慰めの肉球
魔道具と魔導所に埋め尽くされた部屋、一応事務所として機能してはいるが、いまだ従業員はゼロ。
そんな魔女探偵事務所のオフィスチェアに座り、机に足を載せたまま呑気に考え事をしているのは、事務所長兼探偵であるアルテミスだった。
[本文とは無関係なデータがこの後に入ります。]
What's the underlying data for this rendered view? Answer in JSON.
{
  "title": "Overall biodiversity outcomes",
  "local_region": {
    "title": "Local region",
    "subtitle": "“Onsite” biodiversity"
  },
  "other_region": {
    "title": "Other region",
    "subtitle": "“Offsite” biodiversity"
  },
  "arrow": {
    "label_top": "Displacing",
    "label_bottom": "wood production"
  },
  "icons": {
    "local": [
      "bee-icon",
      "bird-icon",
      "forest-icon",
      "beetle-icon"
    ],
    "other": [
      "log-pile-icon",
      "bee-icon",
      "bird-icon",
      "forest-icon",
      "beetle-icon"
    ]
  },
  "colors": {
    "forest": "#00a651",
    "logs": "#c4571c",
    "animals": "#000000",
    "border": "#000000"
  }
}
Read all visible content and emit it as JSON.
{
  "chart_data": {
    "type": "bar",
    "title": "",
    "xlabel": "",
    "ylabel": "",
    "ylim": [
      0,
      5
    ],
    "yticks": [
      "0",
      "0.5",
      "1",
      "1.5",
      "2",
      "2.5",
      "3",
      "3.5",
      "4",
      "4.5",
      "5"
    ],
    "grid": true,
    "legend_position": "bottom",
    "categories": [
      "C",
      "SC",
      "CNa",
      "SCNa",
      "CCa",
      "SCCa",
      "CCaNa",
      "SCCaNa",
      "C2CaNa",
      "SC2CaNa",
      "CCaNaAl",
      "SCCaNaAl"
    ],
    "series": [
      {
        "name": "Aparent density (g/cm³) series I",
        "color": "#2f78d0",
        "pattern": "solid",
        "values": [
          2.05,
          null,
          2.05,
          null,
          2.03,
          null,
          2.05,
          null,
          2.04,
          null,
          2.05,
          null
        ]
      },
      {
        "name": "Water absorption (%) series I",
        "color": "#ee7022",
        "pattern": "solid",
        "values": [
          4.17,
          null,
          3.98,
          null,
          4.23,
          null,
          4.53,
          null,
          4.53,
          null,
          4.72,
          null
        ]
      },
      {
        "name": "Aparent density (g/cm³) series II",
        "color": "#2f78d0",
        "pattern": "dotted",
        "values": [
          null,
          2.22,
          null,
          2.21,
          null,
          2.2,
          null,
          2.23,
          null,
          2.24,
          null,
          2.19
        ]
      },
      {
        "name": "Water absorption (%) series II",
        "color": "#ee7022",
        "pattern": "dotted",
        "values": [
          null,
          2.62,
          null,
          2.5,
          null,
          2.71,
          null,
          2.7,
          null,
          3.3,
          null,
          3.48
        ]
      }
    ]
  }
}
それを叱るように、ルシフェルはアルテミスの頭を踏みつける。
「痛ったた……分かったって……ちゃんと仕事するから。ね?」
アルテミスはルシフェルを目で追い、そのまま捕まえる。
今回の依頼は、写真に写っている六歳くらいの女の子を探せというもの。
オレンジの建物の奥に薄らと海が映っており、後ろには大きな時計台がある。
街の背景を見るに、港の方だろうか。
「ルシフェル。行くよ」
善は急げと言うし、アルテミスはその場所を探るべく、ルシフェルを抱えて箒を飛ばす。
そして、看板を「close」に変えるのもお忘れなく。
ーーアルテミスの長い髪が風になびかれ、段々と潮の香りが近づいてくる。
近くの港に着地したアルテミスは、ルシフェルを下ろし港町をしばらく進んだ。
途中、アルテミスは通行人に場所を尋ねたりもした。
「あの、すいません…この写真に写ってる場所。知りませんか?」
「知らないな……」
そんな会話を何回繰り返しただろうか。
休憩に立ち寄ったカフェで、ガラス越しに外を眺める。それから、アルテミスは思わずため息をこぼした。
アルテミスが港町だと推測した理由はこれだ。
・オレンジ造りのレンガの建物が多い
・薄らと後ろに海が映っていた
やはり、これだけの情報では絞り込もうにも絞り込めない。
ただ、依頼主によると、これが近辺で撮られた写真であることには間違えないらしい。
この都市にあるのは、湖、山、砂漠。アルテミスは少し悩んだが、もう少しここを探索してみることにした。
「おまたせしました。特製いちごパフェでございます」
机の上に置かれたいちごパフェを見て、アルテミスは目を輝かせる。スプーンでクリームを掬って豪快に口に放り込んだ。
「美味しすぎる……ほっぺたがとろけちゃう」
太陽が照らし、クリームはより一層輝く。それは、まるで雲のようだった。
すると、そのパフェにかぶりつこうとルシフェルが飛びかかる。それを、アルテミスは片手で受け止めた。
「ダメ。これは私のパフェなんだから」
怒り気味にアルテミスは言った。
ーー「ごちそうさまでしたっ」
アルテミスは無事、一人でパフェを完食。可哀想だったので、特別にルシフェルにもパフェを少し分けてあげた。
店を出たルシフェルは、大きく背伸びをする。
それから向かった先は、近くの役所。目的は、地図を入手するためだ。
* * *
「あの、地図ってありますか?」
「もちろんでございます」
職員は棚の中から地図を一枚取り出し、アルテミスに渡した。
「それから……あのっ、この写真の場所って分かりますか?」
その職員は、これまでと同様に首を横に振る。
「ここには、時計台なんてありませんよ。海があるので……国外ではないでしょうか」
そんな純粋な職員のアドバイスに、アルテミスはため息を吐いた。
街の商店街を歩きながら、色んな人に聞いて周ってみたが、結局なんの成果も得られず、その日は終わってしまう。
* * *
「ねぇ、ルシフェル……どう思う?」
涙目で、アルテミスは尋ねた。
でも、ルシフェルは喋れるはずもなく……でも、アルテミスを慰めるように肉球を顔に押し付けた。
「痛い……でも、ありがとう」
結局候補として、一番大きいのは、ここ港ではなく砂漠のようだ。
あの時計台が、ちょうど砂漠にあるという情報を入手したのだ。